Extraction of teeth is necessary if all attempts at fixing a given dental problem have failed and the tooth has suffered irreversible damage. It could include, among others, the following cases:
- Fractures of the tooth (a bit of the tooth breaks) or a fracture of the jaw
- Damage from deep tooth decay
- Jaw damage
- Advanced stage periodontitis
Easing pain following tooth extraction
The main option for easing the pain following the procedure is local anesthesia (injection) – with top teeth, individual teeth are injected while bottom teeth are subjected to conductive anesthesia ensuring numbness of a certain area. If an existing inflammation is present, the anesthesia only works at eighty to ninety percent of its strength and the patient can feel pain during the procedure. Further steps are then chosen based on whether the extraction is simple or advanced in nature.
Rules for post-extraction care are relatively simple:
- Do not wash out the area following extraction. Washing out could remove the blood clot, uncovering the bone tissue and possible causing inflammation (the blood clot serves as a natural plug and prevents food residue – eventually transforming into bone)

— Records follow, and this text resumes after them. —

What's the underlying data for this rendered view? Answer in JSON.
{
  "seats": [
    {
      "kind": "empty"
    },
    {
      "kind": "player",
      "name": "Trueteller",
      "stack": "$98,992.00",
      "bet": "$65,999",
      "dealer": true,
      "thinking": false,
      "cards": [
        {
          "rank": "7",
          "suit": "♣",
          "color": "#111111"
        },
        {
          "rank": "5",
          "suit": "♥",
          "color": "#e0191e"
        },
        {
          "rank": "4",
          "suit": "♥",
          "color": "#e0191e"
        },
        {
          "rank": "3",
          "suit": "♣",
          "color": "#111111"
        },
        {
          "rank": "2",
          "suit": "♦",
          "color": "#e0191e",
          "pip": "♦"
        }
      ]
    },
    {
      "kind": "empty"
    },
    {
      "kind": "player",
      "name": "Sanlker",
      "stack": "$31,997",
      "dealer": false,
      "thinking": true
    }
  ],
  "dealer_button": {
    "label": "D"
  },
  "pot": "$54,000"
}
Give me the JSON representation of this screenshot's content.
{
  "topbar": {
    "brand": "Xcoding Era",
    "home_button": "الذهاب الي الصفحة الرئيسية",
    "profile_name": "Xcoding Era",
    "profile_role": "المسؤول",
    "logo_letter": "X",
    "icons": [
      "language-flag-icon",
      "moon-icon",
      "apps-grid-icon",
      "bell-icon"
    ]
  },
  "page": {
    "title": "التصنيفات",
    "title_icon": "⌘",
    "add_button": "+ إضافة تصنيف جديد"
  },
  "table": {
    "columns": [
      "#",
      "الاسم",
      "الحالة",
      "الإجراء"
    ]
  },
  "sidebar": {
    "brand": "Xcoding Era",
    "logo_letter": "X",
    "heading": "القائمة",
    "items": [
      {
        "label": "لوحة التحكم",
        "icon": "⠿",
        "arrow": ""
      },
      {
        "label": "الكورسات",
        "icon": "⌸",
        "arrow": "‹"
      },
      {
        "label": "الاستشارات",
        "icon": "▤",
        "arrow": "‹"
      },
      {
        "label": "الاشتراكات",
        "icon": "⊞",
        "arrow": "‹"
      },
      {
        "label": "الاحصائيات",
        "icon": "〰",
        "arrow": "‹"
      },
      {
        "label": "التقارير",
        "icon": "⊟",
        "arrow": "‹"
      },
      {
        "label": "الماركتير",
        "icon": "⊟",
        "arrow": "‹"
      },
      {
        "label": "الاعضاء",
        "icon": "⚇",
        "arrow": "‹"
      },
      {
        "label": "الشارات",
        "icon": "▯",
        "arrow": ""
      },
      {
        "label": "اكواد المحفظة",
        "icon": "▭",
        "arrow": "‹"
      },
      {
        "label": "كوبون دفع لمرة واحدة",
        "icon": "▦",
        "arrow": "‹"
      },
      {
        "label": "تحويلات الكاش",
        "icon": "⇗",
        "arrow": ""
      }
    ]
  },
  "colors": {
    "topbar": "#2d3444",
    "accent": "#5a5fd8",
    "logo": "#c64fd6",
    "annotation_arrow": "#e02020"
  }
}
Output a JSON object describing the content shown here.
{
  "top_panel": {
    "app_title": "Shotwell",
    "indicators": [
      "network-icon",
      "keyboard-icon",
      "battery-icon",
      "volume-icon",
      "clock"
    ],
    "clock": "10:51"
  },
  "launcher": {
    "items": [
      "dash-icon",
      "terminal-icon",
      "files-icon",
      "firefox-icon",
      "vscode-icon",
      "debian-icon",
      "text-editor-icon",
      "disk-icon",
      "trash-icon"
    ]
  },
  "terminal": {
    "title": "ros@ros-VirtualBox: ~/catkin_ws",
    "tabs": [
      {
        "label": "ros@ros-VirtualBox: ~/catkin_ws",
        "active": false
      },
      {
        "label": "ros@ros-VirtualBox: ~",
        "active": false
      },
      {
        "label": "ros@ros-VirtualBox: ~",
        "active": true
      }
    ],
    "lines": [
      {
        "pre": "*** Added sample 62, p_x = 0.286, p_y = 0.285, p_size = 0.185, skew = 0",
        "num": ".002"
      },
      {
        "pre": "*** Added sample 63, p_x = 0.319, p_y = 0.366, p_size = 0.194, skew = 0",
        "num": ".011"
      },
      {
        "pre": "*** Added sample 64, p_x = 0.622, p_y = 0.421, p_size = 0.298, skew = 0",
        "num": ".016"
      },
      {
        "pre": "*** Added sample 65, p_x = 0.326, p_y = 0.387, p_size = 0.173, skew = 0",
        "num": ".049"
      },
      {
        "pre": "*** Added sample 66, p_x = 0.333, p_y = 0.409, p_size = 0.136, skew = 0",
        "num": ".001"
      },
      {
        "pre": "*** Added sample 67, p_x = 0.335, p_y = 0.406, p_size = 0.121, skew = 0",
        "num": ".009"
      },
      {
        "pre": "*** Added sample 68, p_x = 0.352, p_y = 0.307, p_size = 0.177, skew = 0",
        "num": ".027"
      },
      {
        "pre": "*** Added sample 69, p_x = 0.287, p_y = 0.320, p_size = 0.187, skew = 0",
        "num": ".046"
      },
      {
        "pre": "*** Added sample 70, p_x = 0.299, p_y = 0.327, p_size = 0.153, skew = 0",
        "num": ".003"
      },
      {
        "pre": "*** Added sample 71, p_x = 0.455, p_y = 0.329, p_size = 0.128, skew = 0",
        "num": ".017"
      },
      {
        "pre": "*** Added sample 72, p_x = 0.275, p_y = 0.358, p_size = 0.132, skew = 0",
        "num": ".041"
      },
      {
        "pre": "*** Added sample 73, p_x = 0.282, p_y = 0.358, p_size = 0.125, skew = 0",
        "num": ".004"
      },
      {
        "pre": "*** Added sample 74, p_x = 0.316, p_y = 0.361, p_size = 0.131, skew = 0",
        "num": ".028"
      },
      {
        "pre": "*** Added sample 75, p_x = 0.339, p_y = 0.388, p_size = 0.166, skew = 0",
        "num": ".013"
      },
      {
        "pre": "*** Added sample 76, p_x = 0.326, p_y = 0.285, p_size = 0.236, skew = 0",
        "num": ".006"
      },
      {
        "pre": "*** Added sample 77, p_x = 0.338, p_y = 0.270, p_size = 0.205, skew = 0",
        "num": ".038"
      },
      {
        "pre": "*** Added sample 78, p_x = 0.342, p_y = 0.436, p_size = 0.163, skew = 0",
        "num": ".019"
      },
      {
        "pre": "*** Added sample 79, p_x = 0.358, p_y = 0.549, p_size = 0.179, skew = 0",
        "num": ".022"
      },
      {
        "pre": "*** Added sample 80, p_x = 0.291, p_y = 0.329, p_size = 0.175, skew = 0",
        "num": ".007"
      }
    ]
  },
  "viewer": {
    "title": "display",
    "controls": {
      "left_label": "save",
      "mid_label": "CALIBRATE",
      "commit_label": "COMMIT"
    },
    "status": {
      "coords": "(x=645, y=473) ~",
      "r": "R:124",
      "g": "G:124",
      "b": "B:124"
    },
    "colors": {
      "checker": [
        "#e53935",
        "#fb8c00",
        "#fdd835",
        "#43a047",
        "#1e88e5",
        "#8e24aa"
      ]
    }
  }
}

- For the first couple of hours, no food should be eaten – for a couple of days, the patient should not smoke
- Avoid hot drinks (can negatively affect swelling and cause bleeding) and alcohol
- Ease the pain with stronger anesthetics. First analgesics should be used while local anesthesia is still in effect
- Cool (not icy) compresses are advised
- Should a patient suffer from increased pain, fevers, swelling or any other related proble, the dentist should be contacted immediately
Removal of wisdom teeth
The need to remove wisdom teeth is common. The reason for the extraction could be that the eighth tooth (wisdom tooth) affects the seventh (can inflict pressure on it), does not allow for proper cleaning (increased chance of tooth decay) and causes inflammation. Wisdom teeth, also referred to as third molars often grow at an incorrect angle, only cut through the gum partially (semi-retention) or sometimes never cut through at all (retention). The surgical removal of these teeth is usually carried out under local anesthetic (to limit pain), or sometimes with the assistance of analgosedation (calming). At Canadian Medical Care, we apply 10ml of Markain, which ensures long term pain relief – some 10 to 12 hours following the procedure. Following the extraction of wisdom teeth (as opposed to other teeth), the wound is stitched-up, with the stitches being removed 5-7 days later. Without any complications, a patient is well within one week.
Further information about the removal of wisdom teeth can be provided by your dentist.
Removal of wisdom teeth under full anesthesia
The removal of wisdom teeth can be carried out under full anesthetics. However, there must be a good reason to do so – for example when all four teeth are removed at once based on the patient’s request. Alternatively, this applies when two teeth are anatomically placed in risk structures (for example deeply rooted bottom wisdom teeth). This procedure is carried out at specialized practices.